BofA ML rates IndiaBulls Housing Finance as ‘Buy’

BofA ML rates IndiaBulls Housing Finance as ‘Buy’
28/01/2017 , by , in ALLIED

Indiabulls Housing Finance (IHFL) reported Q317 net profit of R7.5 bn, y-o-y growth of 25% and 2% beat. Underlying growth remains strong, with AUM (loan) growth at 31%y-o-y and spreads rising by 7 bp. Disbursement growth was robust at 41% y-o-y vs 10% in Q2. In that regard, the share of home loans stood at 54% in total disbursements vs. average trend of 40-50% share at the end of Q3. Management maintains that loan repayments (collection) was unaffected by demonetisation. IHFL has reaffirmed its goal of 66% home loans in the mix by 2020 on changing liability profile. Asset quality is stable, with gross/net NPLs at 85/36 bp, respectively.

IHFL’s ability to demonstrate consistent quality of book for the last ~6 years has led to credit rating upgrades along the way. This has allowed IHFL to alter its liability profile. The ECB limit of $450 bn has already been exhausted, and management plans to apply for fresh limits during the next fiscal. Over 60% of the funding mix comes from floating rate loans, which is expected to expand margins further given the current scenario. IHFL guides a book spread of 300-302 bp for FY17, capable of meeting the net profit guidance of 23-28% for FY17. IHFL, for the first time, has crossed balance sheet size of R1 trillion. The other visible change is leveraging technology to drive in growth. The eHome loan project will reach 100 cities by next 6 months, and is expected to constitute 12-15% of the incremental business.

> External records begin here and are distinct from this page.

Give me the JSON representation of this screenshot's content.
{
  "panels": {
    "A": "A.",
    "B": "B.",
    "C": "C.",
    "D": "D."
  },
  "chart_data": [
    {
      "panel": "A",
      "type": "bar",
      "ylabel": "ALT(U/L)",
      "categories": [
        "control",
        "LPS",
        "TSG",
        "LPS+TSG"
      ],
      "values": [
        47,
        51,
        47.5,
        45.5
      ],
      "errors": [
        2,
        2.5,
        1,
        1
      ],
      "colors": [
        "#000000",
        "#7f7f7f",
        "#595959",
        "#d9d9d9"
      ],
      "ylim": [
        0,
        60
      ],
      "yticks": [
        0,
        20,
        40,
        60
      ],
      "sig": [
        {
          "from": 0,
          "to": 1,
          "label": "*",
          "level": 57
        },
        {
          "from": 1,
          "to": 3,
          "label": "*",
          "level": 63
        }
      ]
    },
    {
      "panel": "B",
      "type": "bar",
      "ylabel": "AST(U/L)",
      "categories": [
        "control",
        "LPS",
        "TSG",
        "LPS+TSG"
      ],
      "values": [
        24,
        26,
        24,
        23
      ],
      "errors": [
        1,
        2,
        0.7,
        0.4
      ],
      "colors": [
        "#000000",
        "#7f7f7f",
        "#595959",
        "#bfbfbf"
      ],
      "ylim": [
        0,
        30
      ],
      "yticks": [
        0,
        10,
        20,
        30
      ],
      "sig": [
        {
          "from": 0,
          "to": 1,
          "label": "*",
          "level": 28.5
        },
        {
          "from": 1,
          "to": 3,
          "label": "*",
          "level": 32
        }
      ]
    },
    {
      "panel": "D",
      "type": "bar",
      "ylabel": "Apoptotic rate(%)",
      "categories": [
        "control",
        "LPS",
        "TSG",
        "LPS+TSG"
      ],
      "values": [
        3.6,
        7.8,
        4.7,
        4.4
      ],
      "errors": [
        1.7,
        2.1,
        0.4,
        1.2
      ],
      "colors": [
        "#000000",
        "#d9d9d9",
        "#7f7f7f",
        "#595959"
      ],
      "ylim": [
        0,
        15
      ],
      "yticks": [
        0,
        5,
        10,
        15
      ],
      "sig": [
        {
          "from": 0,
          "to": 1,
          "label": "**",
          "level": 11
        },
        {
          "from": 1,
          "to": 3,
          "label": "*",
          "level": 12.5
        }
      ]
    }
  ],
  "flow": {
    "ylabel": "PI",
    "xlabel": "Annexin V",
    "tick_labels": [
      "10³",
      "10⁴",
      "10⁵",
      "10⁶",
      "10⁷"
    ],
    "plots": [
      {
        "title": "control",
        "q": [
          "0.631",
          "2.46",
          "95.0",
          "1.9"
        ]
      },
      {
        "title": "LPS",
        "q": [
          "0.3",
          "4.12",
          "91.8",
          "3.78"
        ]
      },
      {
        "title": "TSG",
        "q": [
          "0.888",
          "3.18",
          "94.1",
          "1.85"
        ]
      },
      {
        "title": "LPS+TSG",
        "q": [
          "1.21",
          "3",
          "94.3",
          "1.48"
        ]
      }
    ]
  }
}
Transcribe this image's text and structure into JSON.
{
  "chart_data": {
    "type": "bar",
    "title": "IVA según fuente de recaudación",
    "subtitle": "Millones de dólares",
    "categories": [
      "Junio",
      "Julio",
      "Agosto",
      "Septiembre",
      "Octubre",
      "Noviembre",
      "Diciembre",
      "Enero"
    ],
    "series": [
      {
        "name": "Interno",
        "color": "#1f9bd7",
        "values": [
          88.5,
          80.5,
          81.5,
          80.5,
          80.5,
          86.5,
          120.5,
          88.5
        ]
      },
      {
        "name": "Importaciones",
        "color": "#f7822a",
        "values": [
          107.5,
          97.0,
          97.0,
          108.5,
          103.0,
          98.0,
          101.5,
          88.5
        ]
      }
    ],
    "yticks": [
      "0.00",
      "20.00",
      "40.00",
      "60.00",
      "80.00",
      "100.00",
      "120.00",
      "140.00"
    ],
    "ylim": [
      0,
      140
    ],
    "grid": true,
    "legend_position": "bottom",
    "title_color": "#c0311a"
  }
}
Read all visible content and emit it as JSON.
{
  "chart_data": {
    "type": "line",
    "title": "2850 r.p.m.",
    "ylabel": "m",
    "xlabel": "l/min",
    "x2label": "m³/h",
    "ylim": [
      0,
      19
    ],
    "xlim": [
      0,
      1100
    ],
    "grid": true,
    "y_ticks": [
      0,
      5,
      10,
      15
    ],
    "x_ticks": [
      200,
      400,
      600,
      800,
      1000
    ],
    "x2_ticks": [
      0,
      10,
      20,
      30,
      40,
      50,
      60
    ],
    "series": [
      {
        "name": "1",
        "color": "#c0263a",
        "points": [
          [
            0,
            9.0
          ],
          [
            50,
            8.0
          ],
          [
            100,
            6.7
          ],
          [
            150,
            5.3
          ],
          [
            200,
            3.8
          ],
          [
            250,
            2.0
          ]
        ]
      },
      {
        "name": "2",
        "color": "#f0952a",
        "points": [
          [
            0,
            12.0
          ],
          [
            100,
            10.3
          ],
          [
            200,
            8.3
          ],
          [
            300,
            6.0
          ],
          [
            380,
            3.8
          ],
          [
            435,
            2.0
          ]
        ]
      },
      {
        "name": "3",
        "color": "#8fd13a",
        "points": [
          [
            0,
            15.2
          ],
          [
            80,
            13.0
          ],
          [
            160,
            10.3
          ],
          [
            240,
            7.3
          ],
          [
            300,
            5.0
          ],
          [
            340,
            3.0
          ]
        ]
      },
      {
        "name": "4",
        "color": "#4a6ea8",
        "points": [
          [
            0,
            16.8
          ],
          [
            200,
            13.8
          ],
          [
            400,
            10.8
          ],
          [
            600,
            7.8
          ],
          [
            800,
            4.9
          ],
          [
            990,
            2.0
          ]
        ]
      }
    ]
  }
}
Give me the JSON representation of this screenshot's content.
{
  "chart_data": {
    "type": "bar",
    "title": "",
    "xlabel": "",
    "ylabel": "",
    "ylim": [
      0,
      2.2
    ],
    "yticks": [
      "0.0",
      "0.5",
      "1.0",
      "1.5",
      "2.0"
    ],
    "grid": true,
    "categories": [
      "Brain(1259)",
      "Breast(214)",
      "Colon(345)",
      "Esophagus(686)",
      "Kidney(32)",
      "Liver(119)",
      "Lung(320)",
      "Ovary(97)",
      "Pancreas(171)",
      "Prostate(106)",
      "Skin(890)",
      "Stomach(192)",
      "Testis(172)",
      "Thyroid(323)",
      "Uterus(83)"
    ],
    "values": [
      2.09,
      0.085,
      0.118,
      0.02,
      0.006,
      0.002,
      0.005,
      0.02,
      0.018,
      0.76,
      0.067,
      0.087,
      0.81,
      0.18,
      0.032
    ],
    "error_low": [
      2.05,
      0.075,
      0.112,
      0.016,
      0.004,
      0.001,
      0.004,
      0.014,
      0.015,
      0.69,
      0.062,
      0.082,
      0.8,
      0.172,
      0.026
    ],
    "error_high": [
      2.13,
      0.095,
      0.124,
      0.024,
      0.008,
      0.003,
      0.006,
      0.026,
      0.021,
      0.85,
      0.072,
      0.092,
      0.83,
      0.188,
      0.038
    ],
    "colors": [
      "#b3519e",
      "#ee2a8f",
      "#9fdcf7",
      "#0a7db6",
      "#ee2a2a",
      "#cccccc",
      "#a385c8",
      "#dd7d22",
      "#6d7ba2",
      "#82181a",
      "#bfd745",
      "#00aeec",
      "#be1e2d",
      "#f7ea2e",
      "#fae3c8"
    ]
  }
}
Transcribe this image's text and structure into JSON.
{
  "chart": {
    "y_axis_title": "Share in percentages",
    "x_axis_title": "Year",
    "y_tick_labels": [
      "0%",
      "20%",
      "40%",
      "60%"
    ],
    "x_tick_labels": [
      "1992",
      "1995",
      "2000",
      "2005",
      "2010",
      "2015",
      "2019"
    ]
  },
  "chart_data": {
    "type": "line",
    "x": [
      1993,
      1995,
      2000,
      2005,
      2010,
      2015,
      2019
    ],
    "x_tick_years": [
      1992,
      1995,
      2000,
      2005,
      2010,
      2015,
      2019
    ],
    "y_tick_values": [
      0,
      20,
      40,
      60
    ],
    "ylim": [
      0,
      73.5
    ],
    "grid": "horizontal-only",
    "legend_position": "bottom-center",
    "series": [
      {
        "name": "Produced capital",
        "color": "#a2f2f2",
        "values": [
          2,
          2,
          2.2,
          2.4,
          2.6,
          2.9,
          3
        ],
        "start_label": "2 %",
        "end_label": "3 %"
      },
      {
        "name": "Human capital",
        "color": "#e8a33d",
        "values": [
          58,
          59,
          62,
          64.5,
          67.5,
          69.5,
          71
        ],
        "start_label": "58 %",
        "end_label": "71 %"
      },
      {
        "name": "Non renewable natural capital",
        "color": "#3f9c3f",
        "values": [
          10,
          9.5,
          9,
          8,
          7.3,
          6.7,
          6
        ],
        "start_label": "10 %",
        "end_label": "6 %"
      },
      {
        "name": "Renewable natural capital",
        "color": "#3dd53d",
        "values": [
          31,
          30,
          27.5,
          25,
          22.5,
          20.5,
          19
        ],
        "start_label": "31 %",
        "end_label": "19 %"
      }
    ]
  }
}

With rising market share in a low-risk model, we estimate net profit could grow at a 28% CAGR in FY16-19e, driven by loan (AUM) growth at a 29%+ CAGR. IHFL trades at 2.6/2.3x FY17/18E book, for reported RoEs of 27/30% in FY17/18E. Balance sheet comfort remains high, with strong capitalisation and liquidity.

BofA Merrill Lynch in its report said, “We remain positive on IHFL’s ability to grow its core ‘mortgage’ book, gain market share and deliver above-average RoA/RoE. Improvements in financial/operating leverage should complement, boosting ROEs. Hence, we maintain our PO of R1,050, implying 3.2x FY18E book. We maintain our Buy rating, highlighting it as our ‘top pick’ in non-bank space.”